Les agriculteurs nourrissent le monde. Nos agriculteurs nourrissent le monde.

Les règles arbitraires qui visent à réduire l’utilisation des engrais ou à hausser les taxes applicables aux activités agricoles ne feront qu’augmenter encore plus le prix de la nourriture. Cela contribue à maintenir l’insécurité alimentaire dans les pays en développement et la pénurie de nourriture pour les personnes les plus démunies. L’insécurité alimentaire est inacceptable dans notre époque d’abondance. Pas plus tard que la semaine dernière, ma collègue la sénatrice Burey s’est exprimée avec éloquence sur cet enjeu.

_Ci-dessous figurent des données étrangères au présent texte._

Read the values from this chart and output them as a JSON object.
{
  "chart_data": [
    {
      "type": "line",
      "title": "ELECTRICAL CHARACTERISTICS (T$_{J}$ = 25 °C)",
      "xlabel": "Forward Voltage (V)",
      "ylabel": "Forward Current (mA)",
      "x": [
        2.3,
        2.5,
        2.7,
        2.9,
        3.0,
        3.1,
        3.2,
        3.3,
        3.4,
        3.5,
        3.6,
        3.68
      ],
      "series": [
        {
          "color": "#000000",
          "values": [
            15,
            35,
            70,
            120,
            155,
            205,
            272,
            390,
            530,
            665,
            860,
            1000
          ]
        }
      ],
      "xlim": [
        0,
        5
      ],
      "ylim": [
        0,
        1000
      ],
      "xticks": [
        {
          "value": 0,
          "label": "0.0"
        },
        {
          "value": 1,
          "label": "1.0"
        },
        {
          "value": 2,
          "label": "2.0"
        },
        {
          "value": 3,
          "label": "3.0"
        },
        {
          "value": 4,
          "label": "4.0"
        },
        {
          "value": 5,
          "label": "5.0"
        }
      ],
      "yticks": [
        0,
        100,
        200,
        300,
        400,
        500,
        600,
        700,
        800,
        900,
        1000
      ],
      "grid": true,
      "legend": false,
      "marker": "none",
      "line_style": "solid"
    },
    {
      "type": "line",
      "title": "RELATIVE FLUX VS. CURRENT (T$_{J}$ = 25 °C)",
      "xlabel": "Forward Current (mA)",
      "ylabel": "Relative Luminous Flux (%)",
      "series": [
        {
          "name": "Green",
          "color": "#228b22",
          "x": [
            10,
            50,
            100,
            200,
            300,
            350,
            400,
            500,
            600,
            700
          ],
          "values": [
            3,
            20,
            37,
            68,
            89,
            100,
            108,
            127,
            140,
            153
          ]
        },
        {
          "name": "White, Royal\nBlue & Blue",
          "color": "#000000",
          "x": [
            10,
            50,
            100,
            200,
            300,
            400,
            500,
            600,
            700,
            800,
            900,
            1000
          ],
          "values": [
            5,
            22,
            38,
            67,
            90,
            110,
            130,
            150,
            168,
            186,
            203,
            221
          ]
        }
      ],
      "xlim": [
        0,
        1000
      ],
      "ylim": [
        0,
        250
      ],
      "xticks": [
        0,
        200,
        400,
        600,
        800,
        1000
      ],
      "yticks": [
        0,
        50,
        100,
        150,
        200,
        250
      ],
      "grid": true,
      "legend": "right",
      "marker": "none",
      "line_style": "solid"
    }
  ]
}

Nous avons la responsabilité de veiller à ce que les habitants de la planète ne souffrent pas de famine en raison des politiques irréfléchies d’ici.

Mes inquiétudes ont un lien direct avec le projet de loi C-234. Les politiques d’Ottawa pour atteindre la carboneutralité suscitent de plus en plus d’inquiétudes à l’égard du prix que devront payer à l’avenir les agriculteurs et les consommateurs, de l’impact sur la production et le rendement des cultures, le coût des parcelles de terre et de l’équipement, le transport du grain et toutes les répercussions sur la chaîne d’approvisionnement mondiale ou encore la famine des populations.

Les agriculteurs connaissent depuis longtemps la nature cyclique des conditions météorologiques et ils savent que les phénomènes météorologiques extrêmes liés aux changements climatiques peuvent nuire aux cultures. D’ailleurs, ils ont dû révolutionner bon nombre de leurs pratiques en conséquence. Les agriculteurs sont les gardiens de la terre et leur gagne-pain dépend de l’utilisation judicieuse de l’eau, de la terre et de l’air. Ils sont, en quelque sorte, les premiers défenseurs de l’environnement.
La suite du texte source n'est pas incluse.